What were the weaknesses?

a bit flexy, if you’re into standup slides…the concave was a little weak too

Similar decks you have ridden?

Faltown 3.2, 34″ blank pool deck

Would you recommend it?

Yes

 

The Earthwing Drifter of this generation was made with Watson Laminate’s Fiberlam technology, seen on quite a few brands, including Tum Yeto (Foundation, etc.), Earthwing, even Sector9 and Arbor.  In the context of this board, a 38″ double-kick, the Fiberlam layup allowed a sort of diagonal torsion on the board, which was great for sliding as it allowed for a little sloppiness; it was very forgiving, as it kept all 4 wheels on the road at the same time.  I had the limited edition colorway from Milehighskates, which was green and turquoise, as opposed to the ‘standard’ version which was red and orange.  To this day, more than a decade later, I still regret selling this one…it was really THAT good.

I’ve saved a metric fuckton of these small snippet reviews from the Silverfish forums, so I thought I’d begin posting them up here for posterity.  I’ll title each post with the piece of equipment, then copy/paste the brief review that I posted, and maybe a few notes at the bottom.  Did I mention I was once a top-10 reviewer on Silverfish?  Because I totally was.

Equipment Review

How long have you ridden them?

4 months

What Setup are you running them on?

CLB eleanor, bear grizzlies

Typical Discipline?

DH (bear in mind I’m a complete scrub, and never really got these above that 35mph threshold.  I’m not gonna bullshit you and say I took ’em up to 75, since truth be told, I may have broken 40 once, and 95% of my skating on these was done in the sub-30mph range)

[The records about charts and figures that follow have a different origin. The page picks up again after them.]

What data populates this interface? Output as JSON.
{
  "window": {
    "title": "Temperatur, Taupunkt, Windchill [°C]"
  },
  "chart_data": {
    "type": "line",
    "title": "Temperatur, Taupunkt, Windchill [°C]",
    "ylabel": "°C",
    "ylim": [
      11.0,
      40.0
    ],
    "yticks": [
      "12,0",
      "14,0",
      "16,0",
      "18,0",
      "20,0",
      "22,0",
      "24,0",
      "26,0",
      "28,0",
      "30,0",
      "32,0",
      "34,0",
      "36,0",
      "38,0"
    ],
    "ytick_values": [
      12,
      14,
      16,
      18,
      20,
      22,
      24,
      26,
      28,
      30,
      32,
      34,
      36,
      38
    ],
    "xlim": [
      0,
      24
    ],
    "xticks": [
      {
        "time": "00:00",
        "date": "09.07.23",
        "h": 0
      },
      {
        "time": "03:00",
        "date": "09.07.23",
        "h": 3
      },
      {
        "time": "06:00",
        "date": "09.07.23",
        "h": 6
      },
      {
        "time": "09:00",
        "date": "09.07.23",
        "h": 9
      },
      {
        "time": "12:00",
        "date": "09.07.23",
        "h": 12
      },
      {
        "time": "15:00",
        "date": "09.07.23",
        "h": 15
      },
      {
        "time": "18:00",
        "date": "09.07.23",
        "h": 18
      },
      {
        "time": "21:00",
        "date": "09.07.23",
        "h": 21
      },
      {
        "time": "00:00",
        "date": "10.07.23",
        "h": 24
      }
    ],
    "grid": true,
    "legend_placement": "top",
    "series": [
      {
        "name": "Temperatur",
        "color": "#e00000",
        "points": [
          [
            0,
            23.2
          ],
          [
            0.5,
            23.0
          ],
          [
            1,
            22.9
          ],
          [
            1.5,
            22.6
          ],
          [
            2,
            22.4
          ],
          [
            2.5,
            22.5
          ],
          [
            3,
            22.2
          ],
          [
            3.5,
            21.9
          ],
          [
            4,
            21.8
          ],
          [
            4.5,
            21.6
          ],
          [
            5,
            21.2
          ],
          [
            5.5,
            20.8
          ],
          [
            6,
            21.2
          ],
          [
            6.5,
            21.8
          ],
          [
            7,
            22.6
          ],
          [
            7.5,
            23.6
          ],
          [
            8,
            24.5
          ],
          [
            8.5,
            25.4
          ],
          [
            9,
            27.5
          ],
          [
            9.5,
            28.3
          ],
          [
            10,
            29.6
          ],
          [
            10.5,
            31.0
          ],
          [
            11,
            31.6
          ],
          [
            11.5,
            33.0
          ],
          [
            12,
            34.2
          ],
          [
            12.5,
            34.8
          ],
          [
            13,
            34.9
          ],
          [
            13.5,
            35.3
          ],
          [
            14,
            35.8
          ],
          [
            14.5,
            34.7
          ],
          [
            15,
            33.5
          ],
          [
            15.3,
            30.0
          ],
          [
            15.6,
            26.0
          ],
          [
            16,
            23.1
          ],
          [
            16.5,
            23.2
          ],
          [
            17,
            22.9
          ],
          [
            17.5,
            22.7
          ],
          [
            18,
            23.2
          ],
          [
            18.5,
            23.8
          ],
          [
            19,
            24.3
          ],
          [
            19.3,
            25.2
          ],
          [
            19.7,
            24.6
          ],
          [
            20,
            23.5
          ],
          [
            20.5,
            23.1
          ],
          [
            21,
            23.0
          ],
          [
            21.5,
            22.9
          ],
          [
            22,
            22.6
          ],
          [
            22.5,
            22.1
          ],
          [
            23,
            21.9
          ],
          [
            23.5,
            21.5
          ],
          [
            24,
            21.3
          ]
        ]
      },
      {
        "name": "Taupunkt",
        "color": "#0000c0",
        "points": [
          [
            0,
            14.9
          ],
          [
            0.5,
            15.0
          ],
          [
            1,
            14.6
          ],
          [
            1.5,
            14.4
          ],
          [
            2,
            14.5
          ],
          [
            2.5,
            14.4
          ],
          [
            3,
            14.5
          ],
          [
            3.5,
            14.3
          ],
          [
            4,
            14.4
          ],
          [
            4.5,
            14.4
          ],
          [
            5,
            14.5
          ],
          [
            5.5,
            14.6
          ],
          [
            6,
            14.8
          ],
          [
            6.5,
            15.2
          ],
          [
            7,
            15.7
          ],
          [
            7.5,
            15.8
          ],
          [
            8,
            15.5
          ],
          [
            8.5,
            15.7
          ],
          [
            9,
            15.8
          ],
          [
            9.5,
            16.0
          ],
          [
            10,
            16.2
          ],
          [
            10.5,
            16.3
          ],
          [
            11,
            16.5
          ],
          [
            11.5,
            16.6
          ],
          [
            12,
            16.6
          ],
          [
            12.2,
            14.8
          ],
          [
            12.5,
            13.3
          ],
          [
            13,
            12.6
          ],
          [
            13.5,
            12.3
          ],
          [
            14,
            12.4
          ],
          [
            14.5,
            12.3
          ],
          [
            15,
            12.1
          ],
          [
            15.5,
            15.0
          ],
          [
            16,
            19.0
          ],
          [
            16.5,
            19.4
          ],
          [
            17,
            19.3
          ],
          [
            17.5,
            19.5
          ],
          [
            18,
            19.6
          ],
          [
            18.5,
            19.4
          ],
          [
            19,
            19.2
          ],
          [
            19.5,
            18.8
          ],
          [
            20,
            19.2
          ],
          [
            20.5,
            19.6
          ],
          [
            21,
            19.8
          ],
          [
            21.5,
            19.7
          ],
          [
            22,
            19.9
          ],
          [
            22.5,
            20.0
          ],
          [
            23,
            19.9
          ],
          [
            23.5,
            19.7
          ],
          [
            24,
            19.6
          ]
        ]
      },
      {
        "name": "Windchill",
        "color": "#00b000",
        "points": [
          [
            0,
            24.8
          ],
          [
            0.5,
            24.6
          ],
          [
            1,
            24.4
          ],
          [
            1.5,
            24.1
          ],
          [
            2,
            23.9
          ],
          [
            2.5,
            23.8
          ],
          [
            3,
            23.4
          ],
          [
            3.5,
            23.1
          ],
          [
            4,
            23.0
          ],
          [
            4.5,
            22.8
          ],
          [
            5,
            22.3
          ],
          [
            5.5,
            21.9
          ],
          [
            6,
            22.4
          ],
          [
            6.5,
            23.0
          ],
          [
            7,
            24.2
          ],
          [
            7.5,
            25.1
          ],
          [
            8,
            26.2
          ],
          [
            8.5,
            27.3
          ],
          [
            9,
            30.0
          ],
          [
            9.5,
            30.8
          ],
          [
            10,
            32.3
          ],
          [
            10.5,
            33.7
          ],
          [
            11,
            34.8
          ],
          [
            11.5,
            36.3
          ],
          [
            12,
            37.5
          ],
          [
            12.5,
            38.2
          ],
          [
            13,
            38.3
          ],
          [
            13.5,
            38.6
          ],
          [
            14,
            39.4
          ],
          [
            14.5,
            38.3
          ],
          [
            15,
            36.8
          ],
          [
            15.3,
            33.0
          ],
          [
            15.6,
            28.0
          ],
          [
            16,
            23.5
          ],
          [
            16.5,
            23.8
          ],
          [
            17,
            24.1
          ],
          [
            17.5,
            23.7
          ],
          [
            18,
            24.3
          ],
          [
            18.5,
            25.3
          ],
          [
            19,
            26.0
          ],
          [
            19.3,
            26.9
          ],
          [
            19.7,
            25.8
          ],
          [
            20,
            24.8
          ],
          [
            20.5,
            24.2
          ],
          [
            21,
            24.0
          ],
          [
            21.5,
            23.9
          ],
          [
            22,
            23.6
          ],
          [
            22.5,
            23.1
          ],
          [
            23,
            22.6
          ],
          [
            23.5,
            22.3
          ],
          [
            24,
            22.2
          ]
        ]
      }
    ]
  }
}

How much did you pay for them?

came with a complete

Where did you buy them?

chicagolongboards.com (now defunct)

What are their weaknesses?

their large size makes them too big for a lot of boards

What are their strengths?

great shape, great urethane quality, the ride quality was AMAZING, very driftable but still really grippy, the large core made them feel fast where other similar-shaped/sized wheels would feel slow

What similar equipment have you ridden?

81a gumballs, 76mm earthwing superballs

Would you recommend them?

Yes

 

Flywheels were a game-changing product in their time.  Abec11’s Classic urethane is badass.  This is one wheel I truly regret selling.